The rise of Internet-connected devices is prompting concerns about data security.

By University Alliance on March 04, 2015
Regulators Propose Consumer Privacy Measures

Whether you are working out at the gym, cooking a meal, running an errand, listening to music or watching television at home, many of the innovative devices we use each day to make life easier are designed to send and receive data via the Internet.

However, in the so-called era of the “Internet of Things,” such convenience can lead to breaches in data security, potentially placing consumers’ sensitive personal information at risk.

In an effort to protect American shoppers, federal regulators are proposing a series of safeguards to help businesses protect customer privacy and security. Among the recommendations issued recently by Federal Trade Commission (FTC) staff: 

  • Consider security when designing Internet-connected devices instead of retroactively adding safety measures
  • Educate employees about the importance of security
  • Ensure that third-party service providers have the capability to support adequate security levels
  • Consider using multiple layers of security measures, or a “defense-in-depth” strategy, to protect against specific threats
  • Institute protections to prevent unauthorized access to consumers’ personal information, data or devices
  • Establish life-cycle monitoring of Internet-connected devices and issue security patches as necessary

“The only way for the Internet of Things to reach its full potential for innovation is with the trust of American consumers,” Edith Ramirez, the FTC’s chairwoman, said in a January 2015 statement.

Information for the 55-page report was gathered during the FTC’s Internet of Things workshop in 2013, which included consumer advocates, tech experts, academics and industry representatives.
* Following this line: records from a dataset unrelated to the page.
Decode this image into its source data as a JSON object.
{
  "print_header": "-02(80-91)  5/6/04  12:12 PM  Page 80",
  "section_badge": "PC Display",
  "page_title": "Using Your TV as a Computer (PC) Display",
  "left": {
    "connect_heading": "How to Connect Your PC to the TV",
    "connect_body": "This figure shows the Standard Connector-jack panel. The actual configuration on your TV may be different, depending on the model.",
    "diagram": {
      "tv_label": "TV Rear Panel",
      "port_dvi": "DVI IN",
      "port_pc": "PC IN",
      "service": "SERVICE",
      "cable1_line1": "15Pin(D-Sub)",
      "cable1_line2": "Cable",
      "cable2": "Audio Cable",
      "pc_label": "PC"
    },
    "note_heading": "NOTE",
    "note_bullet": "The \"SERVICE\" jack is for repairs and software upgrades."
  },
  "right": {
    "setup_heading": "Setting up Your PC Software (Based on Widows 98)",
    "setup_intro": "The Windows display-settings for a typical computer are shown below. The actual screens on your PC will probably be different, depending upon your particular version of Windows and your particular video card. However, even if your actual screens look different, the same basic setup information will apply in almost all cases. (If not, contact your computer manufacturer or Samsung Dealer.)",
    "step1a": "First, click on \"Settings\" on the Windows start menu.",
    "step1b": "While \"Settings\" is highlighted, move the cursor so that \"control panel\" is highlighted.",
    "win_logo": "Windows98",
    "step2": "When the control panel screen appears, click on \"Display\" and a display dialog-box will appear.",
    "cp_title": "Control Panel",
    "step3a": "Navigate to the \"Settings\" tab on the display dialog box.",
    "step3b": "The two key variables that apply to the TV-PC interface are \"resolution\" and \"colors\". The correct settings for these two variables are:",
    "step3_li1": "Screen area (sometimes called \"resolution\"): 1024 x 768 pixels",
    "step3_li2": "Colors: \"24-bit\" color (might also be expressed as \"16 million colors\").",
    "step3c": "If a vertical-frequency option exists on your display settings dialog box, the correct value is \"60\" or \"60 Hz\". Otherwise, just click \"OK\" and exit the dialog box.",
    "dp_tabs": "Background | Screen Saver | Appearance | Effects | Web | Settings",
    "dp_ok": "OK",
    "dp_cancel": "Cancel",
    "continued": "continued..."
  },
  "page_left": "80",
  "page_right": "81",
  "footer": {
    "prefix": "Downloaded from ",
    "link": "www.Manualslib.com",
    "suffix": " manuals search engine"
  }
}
The agency also sought public comment.

Concerns about consumer privacy have exploded in the past decade as the number of Internet-connected devices has skyrocketed to an estimated 25 billion worldwide. Heart monitors, home security systems, high-tech garage door openers, smart cars and smartphones are just a few examples of the multitude of connected devices.

“From a security and privacy perspective, the predicted pervasive introduction of sensors and devices into currently intimate spaces – such as the home, the car, and with wearables and ingestibles, even the body – poses particular challenges,” the report notes.

The FTC staff report also recommends that companies limit the volume of customer data they collect and store, and that they provide consumers with options as to how their information will be used.

In conjunction with the recommendations, the commission also issued guidance for businesses seeking to design and market Internet-connected devices.

The FTC report was released just two weeks after President Barack Obama proposed legislation that would require companies to notify customers within 30 days of cybersecurity breaches that exposed their personal data. Additionally, the president called for a Consumer Privacy Bill of Rights to control how consumers’ personal information is used and stored by companies.